Vom 26. November 2006 bis zum 15. Mai 2007 gab es für fast sechs Monate eine Hudna zwischen der Hamas und Israel. Dabei ist es wichtig, die Aussage der Hamas fünf Tage vor Inkrafttreten dieser Hudna im Kopf zu behalten:
„Der Militärflügel der Hamas wird das Raketenfeuer stoppen, wenn die Bewohner die Stadt Sderot evakuieren.”
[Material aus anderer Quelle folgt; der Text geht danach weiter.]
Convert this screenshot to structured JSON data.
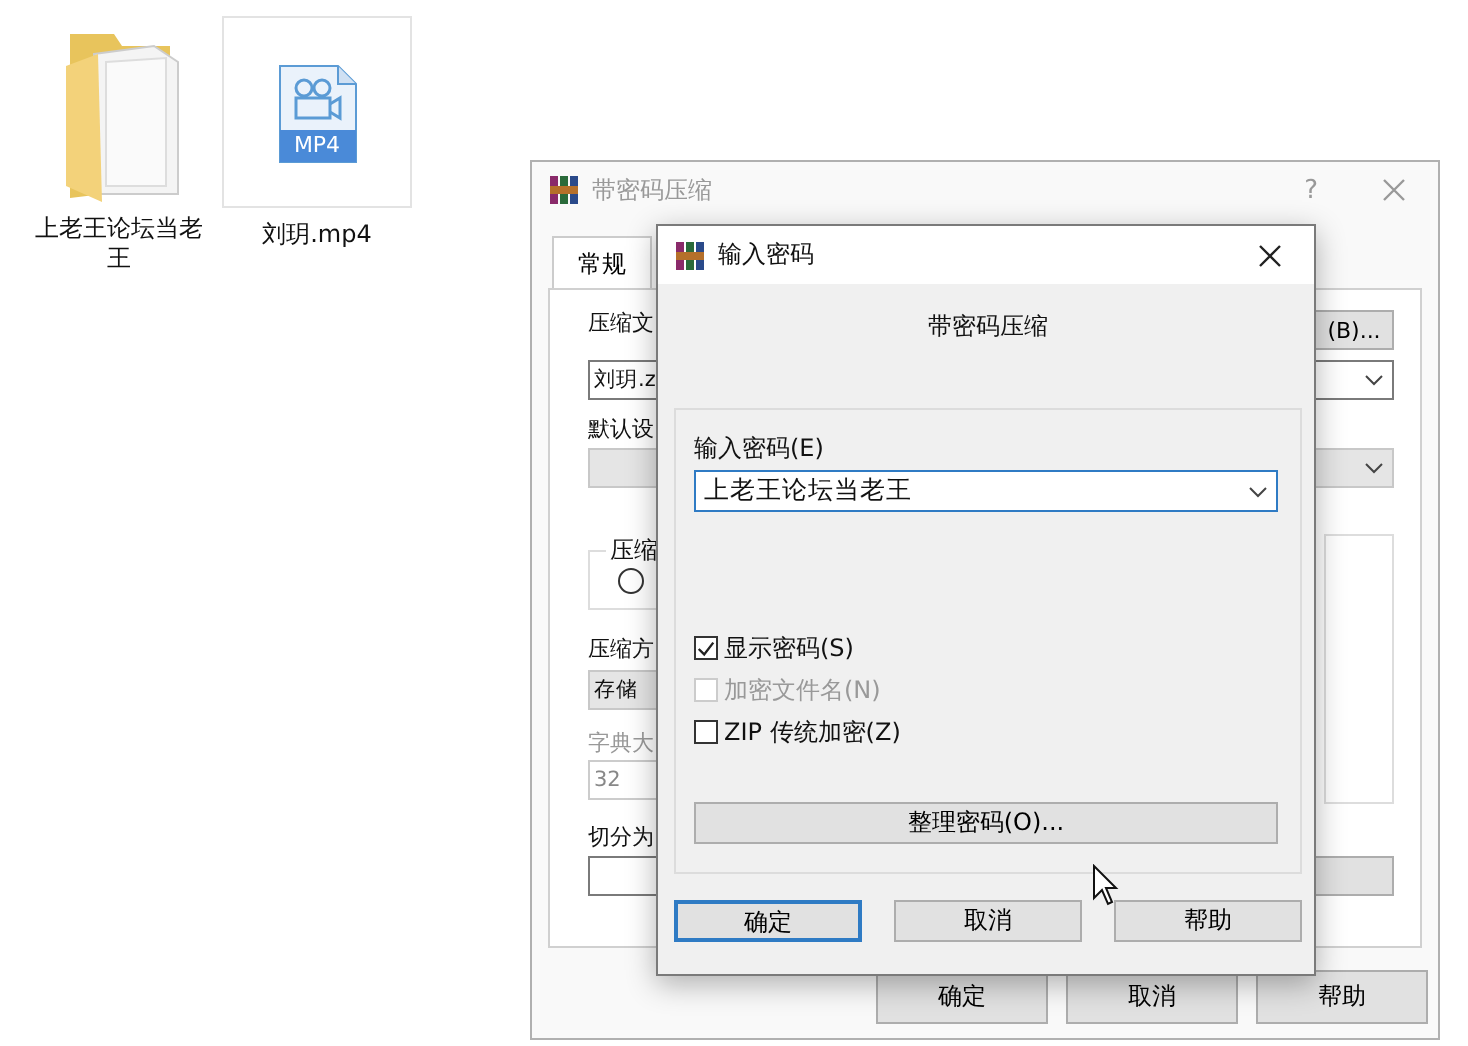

Während der Hudna haben die Bewohner des Gazastreifens, laut einem IDF-Sprecher, 315 Raketen auf Sderot und den westlichen Negev abgefeuert. Darüber hinaus gab es eine weitere Hudna mit Gaza, die bis Ende Dezember 2008 andauerte, während derer 878 Raketen aus Gaza abgefeuert wurden.
Vom Ende der Operation „Gegossenes Blei“ am 18. Januar 2009, bis zum ersten Tag der Operation „Wolkensäule” am 12. November 2012, gab es ebenfalls eine Hudna. In dieser Zeit wurden ungefähr 2.000 Raketen aus Gaza abgefeuert. Eine Million Israelis musste in den Notunterkünften Schutz suchen. Vom Ende der Operation “Wolkensäule” bis zum 30. Juni 2014, wurden 300 Luftangriffe von Gaza nach Südisrael gestartet – all das geschah während einer weiteren schwachen Hudna.
Welches Land würde tolerieren, dass Raketen auf sein Territorium abgefeuert werden? Welches Land würde einer Hudna, Tahadia oder Hudaybiyyah zustimmen, die weiterhin Raketenangriffe versprechen?
Es ist an der Zeit, dass Experten aus dem Nahen Osten die wahre Bedeutung einer „Hudna” deutlich machen – eine „Hudna“ ist alles andere als ein Waffenstillstand.
David Bedein, der seit 1987 die Israel Resource News Agency im Beit Agron Center in Jerusalem leitet, hat kürzlich seine Arbeit im Nahum Bedein Center für Nahostpolitik – Forschung expandiert. Er wird von vier Journalisten, die fließend Arabisch sprechen und jeweils einen Doktortitel in Nahoststudien besitzen, beraten.